Lars Berntzon wrote:That would be even better of course, but the quick checks I have made gives that getting a co2 laser and a laser-head will cost quite a lot.
Then you need some mirror arrangements for directing the light, or do you place the laser tube directly on the Z-axsis location?
Also, isn't co2 much more dangerous than a DVD-laser? They are in the range of 40-100 w, whereas a DVD-laser is probably less than 1 watt?
Regards, Lars
A 40 watt tube is about $100 and another $100 for a power supply. Pretty darn cheap. You use mirrors to bounce the beam to the spot.
A CO2 laser is much safer. The wavelength is far IR so it does not penetrate most things that we consider clear. For example glass, acrylic, and polycarbonate are all 100% opaque to this wavelength. So it is easy to build an enclosure for it. It also cannot penetrate your eye past the cornea, it is impossible to get retinal damage.
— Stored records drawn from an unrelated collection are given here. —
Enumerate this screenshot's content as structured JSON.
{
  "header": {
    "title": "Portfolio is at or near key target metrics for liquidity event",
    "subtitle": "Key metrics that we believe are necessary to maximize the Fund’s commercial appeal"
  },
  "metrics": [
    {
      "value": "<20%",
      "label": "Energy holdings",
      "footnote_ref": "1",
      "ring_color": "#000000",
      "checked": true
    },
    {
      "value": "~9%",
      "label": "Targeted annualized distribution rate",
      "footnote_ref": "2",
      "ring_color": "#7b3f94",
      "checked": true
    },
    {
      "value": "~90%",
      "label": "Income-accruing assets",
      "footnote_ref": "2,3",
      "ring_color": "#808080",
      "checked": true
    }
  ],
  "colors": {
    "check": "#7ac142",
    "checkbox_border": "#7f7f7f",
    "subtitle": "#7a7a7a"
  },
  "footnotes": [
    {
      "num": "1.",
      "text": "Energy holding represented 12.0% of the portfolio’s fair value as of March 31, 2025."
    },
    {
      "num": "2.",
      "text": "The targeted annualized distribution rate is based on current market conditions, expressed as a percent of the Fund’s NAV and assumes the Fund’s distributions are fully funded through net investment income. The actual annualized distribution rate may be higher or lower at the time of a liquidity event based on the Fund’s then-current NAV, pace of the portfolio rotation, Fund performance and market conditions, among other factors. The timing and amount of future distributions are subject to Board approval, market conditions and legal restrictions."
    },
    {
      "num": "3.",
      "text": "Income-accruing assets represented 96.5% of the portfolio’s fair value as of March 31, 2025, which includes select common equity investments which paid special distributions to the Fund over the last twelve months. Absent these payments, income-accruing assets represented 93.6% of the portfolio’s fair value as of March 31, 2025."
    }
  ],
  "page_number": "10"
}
Visible lasers suck for cutting most things and diode lasers are the worst of the bunch. They have horrible beam characteristics that make the spot oblong without correction optics and then they are very difficult to focus down to a small spot, especially the more powerful diodes as they tend to want to run multimode.
Plus at the low power of a DVD or bluray diode you would have such a slow machine it would be almost useless. Light materials would be difficult to cut as well.